I don't know if it's possible to support that particular situation? Can you bind 10GB of resources to a single draw/dispatch command at the moment?


I don't think the application will be allowed to use that DMA-based synchronisation method (or trick? ) that you explained.

D3D12 damn well better expose the DMA command queues laugh.png nVidia are starting to expose them in GL, and a big feature of modern hardware is that they can consume many command queues at once, rather than a single one as with old hardware.

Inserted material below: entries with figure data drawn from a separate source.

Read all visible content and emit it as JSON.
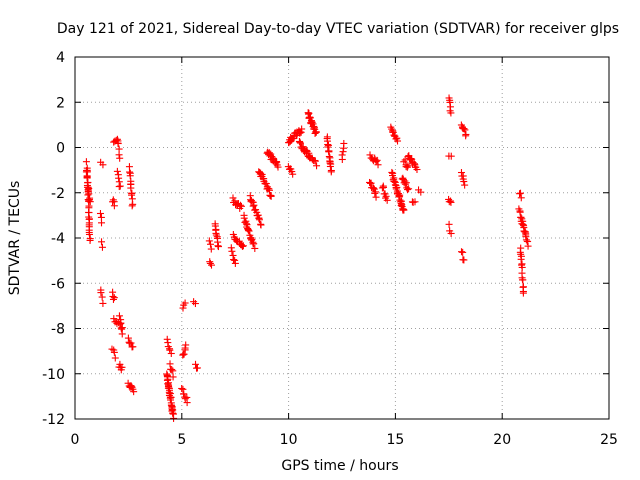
{
  "chart_data": {
    "type": "scatter",
    "title": "Day 121 of 2021, Sidereal Day-to-day VTEC variation (SDTVAR) for receiver glps",
    "xlabel": "GPS time / hours",
    "ylabel": "SDTVAR / TECUs",
    "xlim": [
      0,
      25
    ],
    "ylim": [
      -12,
      4
    ],
    "xticks": [
      0,
      5,
      10,
      15,
      20,
      25
    ],
    "yticks": [
      -12,
      -10,
      -8,
      -6,
      -4,
      -2,
      0,
      2,
      4
    ],
    "xtick_labels": [
      "0",
      "5",
      "10",
      "15",
      "20",
      "25"
    ],
    "ytick_labels": [
      "-12",
      "-10",
      "-8",
      "-6",
      "-4",
      "-2",
      "0",
      "2",
      "4"
    ],
    "grid": true,
    "marker": "+",
    "color": "#ff0000",
    "segments": [
      {
        "x": [
          0.55,
          0.7
        ],
        "y": [
          -0.7,
          -4.1
        ],
        "n": 32
      },
      {
        "x": [
          0.55,
          0.7
        ],
        "y": [
          -1.0,
          -2.5
        ],
        "n": 10
      },
      {
        "x": [
          1.2,
          1.3
        ],
        "y": [
          -0.7,
          -0.7
        ],
        "n": 2
      },
      {
        "x": [
          1.2,
          1.25
        ],
        "y": [
          -2.9,
          -3.3
        ],
        "n": 3
      },
      {
        "x": [
          1.25,
          1.3
        ],
        "y": [
          -4.2,
          -4.4
        ],
        "n": 2
      },
      {
        "x": [
          1.2,
          1.3
        ],
        "y": [
          -6.2,
          -6.8
        ],
        "n": 4
      },
      {
        "x": [
          1.75,
          1.85
        ],
        "y": [
          -2.3,
          -2.5
        ],
        "n": 4
      },
      {
        "x": [
          1.75,
          1.85
        ],
        "y": [
          -6.5,
          -6.7
        ],
        "n": 4
      },
      {
        "x": [
          1.75,
          1.9
        ],
        "y": [
          -8.9,
          -9.2
        ],
        "n": 4
      },
      {
        "x": [
          1.8,
          2.2
        ],
        "y": [
          -7.6,
          -7.9
        ],
        "n": 8
      },
      {
        "x": [
          1.8,
          2.0
        ],
        "y": [
          0.2,
          0.3
        ],
        "n": 4
      },
      {
        "x": [
          2.0,
          2.1
        ],
        "y": [
          0.4,
          -0.4
        ],
        "n": 6
      },
      {
        "x": [
          2.0,
          2.1
        ],
        "y": [
          -1.0,
          -1.8
        ],
        "n": 6
      },
      {
        "x": [
          2.1,
          2.2
        ],
        "y": [
          -7.5,
          -8.2
        ],
        "n": 6
      },
      {
        "x": [
          2.05,
          2.2
        ],
        "y": [
          -9.6,
          -9.8
        ],
        "n": 5
      },
      {
        "x": [
          2.55,
          2.7
        ],
        "y": [
          -0.9,
          -2.6
        ],
        "n": 14
      },
      {
        "x": [
          2.5,
          2.7
        ],
        "y": [
          -8.5,
          -8.8
        ],
        "n": 6
      },
      {
        "x": [
          2.5,
          2.75
        ],
        "y": [
          -10.4,
          -10.8
        ],
        "n": 9
      },
      {
        "x": [
          4.3,
          4.5
        ],
        "y": [
          -8.5,
          -9.0
        ],
        "n": 6
      },
      {
        "x": [
          4.3,
          4.6
        ],
        "y": [
          -10.0,
          -11.9
        ],
        "n": 34
      },
      {
        "x": [
          4.45,
          4.6
        ],
        "y": [
          -9.6,
          -10.1
        ],
        "n": 5
      },
      {
        "x": [
          5.05,
          5.15
        ],
        "y": [
          -7.0,
          -6.9
        ],
        "n": 3
      },
      {
        "x": [
          5.05,
          5.2
        ],
        "y": [
          -9.2,
          -8.8
        ],
        "n": 6
      },
      {
        "x": [
          5.0,
          5.25
        ],
        "y": [
          -10.7,
          -11.2
        ],
        "n": 8
      },
      {
        "x": [
          5.55,
          5.65
        ],
        "y": [
          -6.8,
          -6.9
        ],
        "n": 2
      },
      {
        "x": [
          5.65,
          5.75
        ],
        "y": [
          -9.6,
          -9.8
        ],
        "n": 3
      },
      {
        "x": [
          6.3,
          6.4
        ],
        "y": [
          -5.0,
          -5.3
        ],
        "n": 3
      },
      {
        "x": [
          6.3,
          6.4
        ],
        "y": [
          -4.1,
          -4.5
        ],
        "n": 3
      },
      {
        "x": [
          6.55,
          6.7
        ],
        "y": [
          -3.3,
          -4.4
        ],
        "n": 11
      },
      {
        "x": [
          7.3,
          7.5
        ],
        "y": [
          -4.5,
          -5.1
        ],
        "n": 6
      },
      {
        "x": [
          7.4,
          7.9
        ],
        "y": [
          -3.9,
          -4.4
        ],
        "n": 12
      },
      {
        "x": [
          7.4,
          7.8
        ],
        "y": [
          -2.3,
          -2.7
        ],
        "n": 10
      },
      {
        "x": [
          7.9,
          8.4
        ],
        "y": [
          -3.1,
          -4.4
        ],
        "n": 20
      },
      {
        "x": [
          8.2,
          8.7
        ],
        "y": [
          -2.2,
          -3.4
        ],
        "n": 20
      },
      {
        "x": [
          8.6,
          9.2
        ],
        "y": [
          -1.0,
          -2.2
        ],
        "n": 22
      },
      {
        "x": [
          9.0,
          9.5
        ],
        "y": [
          -0.2,
          -0.8
        ],
        "n": 20
      },
      {
        "x": [
          10.0,
          10.2
        ],
        "y": [
          -0.8,
          -1.2
        ],
        "n": 6
      },
      {
        "x": [
          10.0,
          10.6
        ],
        "y": [
          0.3,
          0.8
        ],
        "n": 25
      },
      {
        "x": [
          10.5,
          11.0
        ],
        "y": [
          0.2,
          -0.4
        ],
        "n": 18
      },
      {
        "x": [
          10.9,
          11.3
        ],
        "y": [
          1.5,
          0.6
        ],
        "n": 22
      },
      {
        "x": [
          11.0,
          11.3
        ],
        "y": [
          -0.4,
          -0.7
        ],
        "n": 8
      },
      {
        "x": [
          11.8,
          12.0
        ],
        "y": [
          0.4,
          -1.0
        ],
        "n": 18
      },
      {
        "x": [
          12.5,
          12.6
        ],
        "y": [
          -0.5,
          0.2
        ],
        "n": 5
      },
      {
        "x": [
          13.8,
          14.2
        ],
        "y": [
          -0.4,
          -0.7
        ],
        "n": 10
      },
      {
        "x": [
          13.8,
          14.1
        ],
        "y": [
          -1.5,
          -2.1
        ],
        "n": 10
      },
      {
        "x": [
          14.4,
          14.6
        ],
        "y": [
          -1.7,
          -2.3
        ],
        "n": 8
      },
      {
        "x": [
          14.8,
          15.1
        ],
        "y": [
          0.8,
          0.3
        ],
        "n": 12
      },
      {
        "x": [
          14.85,
          15.4
        ],
        "y": [
          -1.2,
          -2.8
        ],
        "n": 35
      },
      {
        "x": [
          15.3,
          15.6
        ],
        "y": [
          -1.4,
          -1.8
        ],
        "n": 10
      },
      {
        "x": [
          15.4,
          15.6
        ],
        "y": [
          -0.6,
          -0.9
        ],
        "n": 6
      },
      {
        "x": [
          15.6,
          16.0
        ],
        "y": [
          -0.4,
          -1.0
        ],
        "n": 14
      },
      {
        "x": [
          15.8,
          15.9
        ],
        "y": [
          -2.3,
          -2.5
        ],
        "n": 3
      },
      {
        "x": [
          16.1,
          16.2
        ],
        "y": [
          -1.9,
          -2.0
        ],
        "n": 2
      },
      {
        "x": [
          17.5,
          17.6
        ],
        "y": [
          2.1,
          1.6
        ],
        "n": 6
      },
      {
        "x": [
          17.5,
          17.6
        ],
        "y": [
          -0.3,
          -0.4
        ],
        "n": 2
      },
      {
        "x": [
          17.5,
          17.6
        ],
        "y": [
          -2.2,
          -2.5
        ],
        "n": 4
      },
      {
        "x": [
          17.5,
          17.6
        ],
        "y": [
          -3.5,
          -3.7
        ],
        "n": 3
      },
      {
        "x": [
          18.1,
          18.3
        ],
        "y": [
          1.1,
          0.5
        ],
        "n": 8
      },
      {
        "x": [
          18.1,
          18.25
        ],
        "y": [
          -1.1,
          -1.7
        ],
        "n": 6
      },
      {
        "x": [
          18.1,
          18.2
        ],
        "y": [
          -4.6,
          -5.0
        ],
        "n": 4
      },
      {
        "x": [
          20.8,
          20.9
        ],
        "y": [
          -2.0,
          -2.2
        ],
        "n": 3
      },
      {
        "x": [
          20.8,
          21.2
        ],
        "y": [
          -2.8,
          -4.3
        ],
        "n": 22
      },
      {
        "x": [
          20.85,
          21.0
        ],
        "y": [
          -4.4,
          -6.5
        ],
        "n": 16
      }
    ]
  }
}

Wait. That's how tiled resources already work

Tiled resources tie in with the virtual address space stuff. Say you've got a texture that exists in an allocation from pointer 0x10000 to 0x90000 (a 512KB range) -- you can think of this allocation being made up of 8 individual 64KB pages.
Tiled resources are a fancy way of saying that the entire range of this allocation doesn't necessarily need to be 'mapped' / has to actually translate to a physical allocation.
It's possible that 0x10000 - 0x20000 is actually backed by physical memory, but 0x20000 - 0x90000 aren't actually valid pointers (much like a null pointer), and they don't correspond to any physical location.
This isn't actually new stuff -- at the OS level, allocating a range of the virtual address space (allocating yourself a new pointer value) is actually a separate operation to allocating some physical memory, and then creating a link between the two. The new part that makes this extremely useful is a new bit of shader hardware -- When a shader tries to sample a texel from this texture, it now gets an additional return value indicating whether the texture-fetch actually suceeded or not (i.e. whether the resource pointer was actually valid or not). With older hardware, fetching from an invalid resource pointer would just crash (like they do on the CPU), but now we get error flags.
This means you can create absolutely huge resources, but then on the granularity of 64KB pages, you can determine whether those pages are physically actually allocated or not. You can use this so that the application can appear simple, and just use huge textures, but then the engine/driver/whatever can intelligently allocate/deallocate parts of those textures as required.